Semuanya mengenakan burqa biru yang dianjurkan oleh Taliban untuk dikenakan oleh wanita di negara itu. Ia menceritakan, setelah kematian suaminya, ia mendapat sedekah dari teman-temannya tapi itu sudah berakhir.
"Kami makan nasi atau sup yang terbuat dari wortel dan lobak dan kami memasukkan potongan roti ke dalamnya, bukan daging,” kata Nouriya.
Terlihat pria dan wanita menunggu bagian roti mereka. Anak-anak bermain. Beberapa memakai sepatu yang terlalu besar untuk mereka.
Sementara itu, pemilik Toko Roti Makram El-Din mengatakan orang-orang telah kehilangan pekerjaan dan mereka tidak lagi memiliki penghasilan. "Kami dulu menggunakan empat karung tepung sehari, sekarang kami hanya menggunakan satu setengah," kata dia.
Distribusi roti yang diluncurkan merupakan bagian dari kampanye Save Afghans From Hunger yang diselenggarakan oleh seorang profesor universitas Kabul. Setidaknya 75 keluarga di tujuh distrik di ibu kota, yang saat ini diselimuti salju akan menerima jatah roti harian selama sebulan.
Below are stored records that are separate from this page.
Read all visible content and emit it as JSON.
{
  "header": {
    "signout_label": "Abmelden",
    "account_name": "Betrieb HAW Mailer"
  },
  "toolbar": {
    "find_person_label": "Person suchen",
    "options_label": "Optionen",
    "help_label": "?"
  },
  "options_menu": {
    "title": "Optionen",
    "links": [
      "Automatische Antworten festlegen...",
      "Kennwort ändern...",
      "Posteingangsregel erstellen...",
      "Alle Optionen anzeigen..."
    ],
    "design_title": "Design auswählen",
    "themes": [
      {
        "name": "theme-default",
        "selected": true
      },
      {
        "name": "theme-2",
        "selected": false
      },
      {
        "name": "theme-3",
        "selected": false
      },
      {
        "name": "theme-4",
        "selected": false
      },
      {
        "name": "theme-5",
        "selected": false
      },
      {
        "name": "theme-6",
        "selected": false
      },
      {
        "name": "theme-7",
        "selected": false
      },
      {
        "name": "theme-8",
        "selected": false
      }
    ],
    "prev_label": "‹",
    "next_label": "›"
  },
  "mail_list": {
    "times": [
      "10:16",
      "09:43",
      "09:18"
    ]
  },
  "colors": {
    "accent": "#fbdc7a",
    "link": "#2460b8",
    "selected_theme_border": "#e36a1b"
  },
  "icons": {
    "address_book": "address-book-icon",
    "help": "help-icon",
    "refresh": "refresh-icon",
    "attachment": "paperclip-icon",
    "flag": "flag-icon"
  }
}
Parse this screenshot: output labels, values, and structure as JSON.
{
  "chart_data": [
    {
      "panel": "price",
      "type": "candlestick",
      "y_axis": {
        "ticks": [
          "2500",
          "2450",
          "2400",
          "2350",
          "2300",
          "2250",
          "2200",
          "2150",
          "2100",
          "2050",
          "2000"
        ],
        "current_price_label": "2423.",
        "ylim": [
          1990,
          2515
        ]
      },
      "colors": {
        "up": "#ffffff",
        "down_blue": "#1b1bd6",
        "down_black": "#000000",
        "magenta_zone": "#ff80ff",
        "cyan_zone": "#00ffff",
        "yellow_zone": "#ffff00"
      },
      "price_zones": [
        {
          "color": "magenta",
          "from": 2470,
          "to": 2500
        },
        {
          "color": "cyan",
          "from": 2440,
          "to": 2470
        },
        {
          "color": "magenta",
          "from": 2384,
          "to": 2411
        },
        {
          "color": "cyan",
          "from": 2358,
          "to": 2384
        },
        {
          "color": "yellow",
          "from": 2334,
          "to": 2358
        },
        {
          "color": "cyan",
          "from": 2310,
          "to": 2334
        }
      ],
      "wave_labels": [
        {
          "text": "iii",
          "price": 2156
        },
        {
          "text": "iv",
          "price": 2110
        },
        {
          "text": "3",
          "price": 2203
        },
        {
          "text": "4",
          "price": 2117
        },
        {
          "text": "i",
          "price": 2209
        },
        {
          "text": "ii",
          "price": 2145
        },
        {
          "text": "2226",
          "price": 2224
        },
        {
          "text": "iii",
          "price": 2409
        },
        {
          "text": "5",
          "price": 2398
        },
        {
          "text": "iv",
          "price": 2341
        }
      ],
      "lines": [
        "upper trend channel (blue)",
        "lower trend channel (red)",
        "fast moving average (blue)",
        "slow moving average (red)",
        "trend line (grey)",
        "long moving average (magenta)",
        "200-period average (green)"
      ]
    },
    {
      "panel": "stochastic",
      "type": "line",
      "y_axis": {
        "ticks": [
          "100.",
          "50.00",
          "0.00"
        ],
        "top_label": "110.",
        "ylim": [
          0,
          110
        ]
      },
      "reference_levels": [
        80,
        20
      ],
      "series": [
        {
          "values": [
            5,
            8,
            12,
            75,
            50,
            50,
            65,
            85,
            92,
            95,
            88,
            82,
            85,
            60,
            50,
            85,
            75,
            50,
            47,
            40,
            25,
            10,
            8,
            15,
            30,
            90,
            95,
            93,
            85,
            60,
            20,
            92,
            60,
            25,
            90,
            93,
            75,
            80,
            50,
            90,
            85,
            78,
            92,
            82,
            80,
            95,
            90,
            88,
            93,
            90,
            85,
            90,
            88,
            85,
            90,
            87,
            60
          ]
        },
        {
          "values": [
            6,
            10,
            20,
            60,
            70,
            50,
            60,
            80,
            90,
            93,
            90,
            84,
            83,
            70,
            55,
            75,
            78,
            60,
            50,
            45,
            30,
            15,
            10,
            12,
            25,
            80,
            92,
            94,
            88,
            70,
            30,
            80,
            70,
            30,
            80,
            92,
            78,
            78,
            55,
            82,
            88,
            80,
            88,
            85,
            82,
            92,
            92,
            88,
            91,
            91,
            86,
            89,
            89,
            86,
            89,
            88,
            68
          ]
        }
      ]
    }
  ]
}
Afghanistan berada dalam cengkeraman bencana kemanusiaan, diperburuk oleh pengambilalihan Taliban. Lalu, negara-negara barat membekukan bantuan internasional dan akses ke aset yang disimpan di luar negeri. Lowongan pekerjaan menipis dan banyak pekerja pemerintah belum dibayar selama berbulan-bulan.
Afghanistan hampir seluruhnya bergantung pada sumbangan asing di bawah pemerintah yang didukung Amerika Serikat (AS) sebelumnya. Perserikatan Bangsa-Bangsa telah memperingatkan separuh negara itu terancam kekurangan pangan.